Source: Declan Harty, S&P Global Market Intelligence

Whether U.S. regulators are open to an asymmetric speed bump is unclear. Chicago Stock Exchange Inc., now called NYSE Chicago under its new owner ICE, introduced a proposal to implement one in 2016. But the exchange withdrew after the SEC's commissioners froze an earlier approval from the regulator's staff.

By making EDGA quotes unprotected, Cboe may be looking to address reported concerns among the SEC's commissioners about giving a platform with an asymmetric speed bump the same status as other exchanges.

The SEC has said that stock-trading delays would not impair fair and efficient access to a quotation if they are shorter than 1 millisecond, according to 2016 guidance issued by the staff. With its speed bump lasting 4x longer than the SEC's "de minimis" threshold, the exchange opted to make the EDGA quotes unprotected, Cboe's Lim said.
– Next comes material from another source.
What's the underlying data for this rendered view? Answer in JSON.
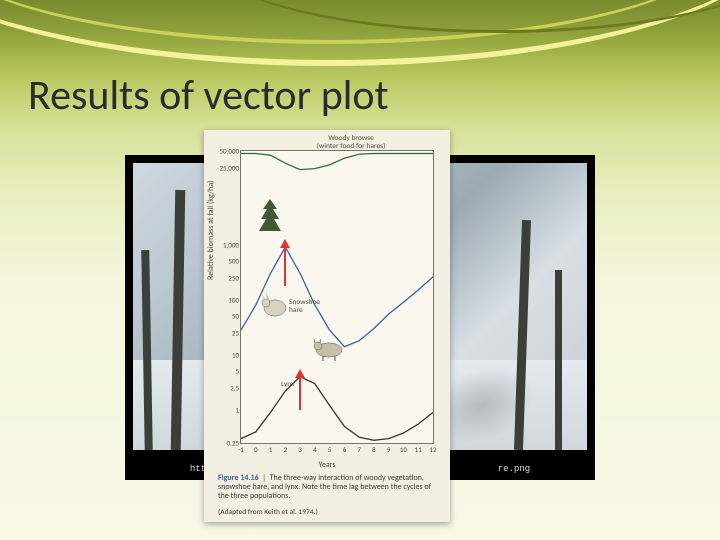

While that would mean that EDGA would not be guaranteed any order flow, Lim said brokers will still route to the venue because he believes the speed bump will lead to narrower spreads and more robust trading activity, not phantom liquidity.

"We wouldn't be doing this if we thought that that was the case," Lim said. "If this is going to be a success in the way we think, in that it protects liquidity providers, then we should be able to implement the asymmetric speed bump as is."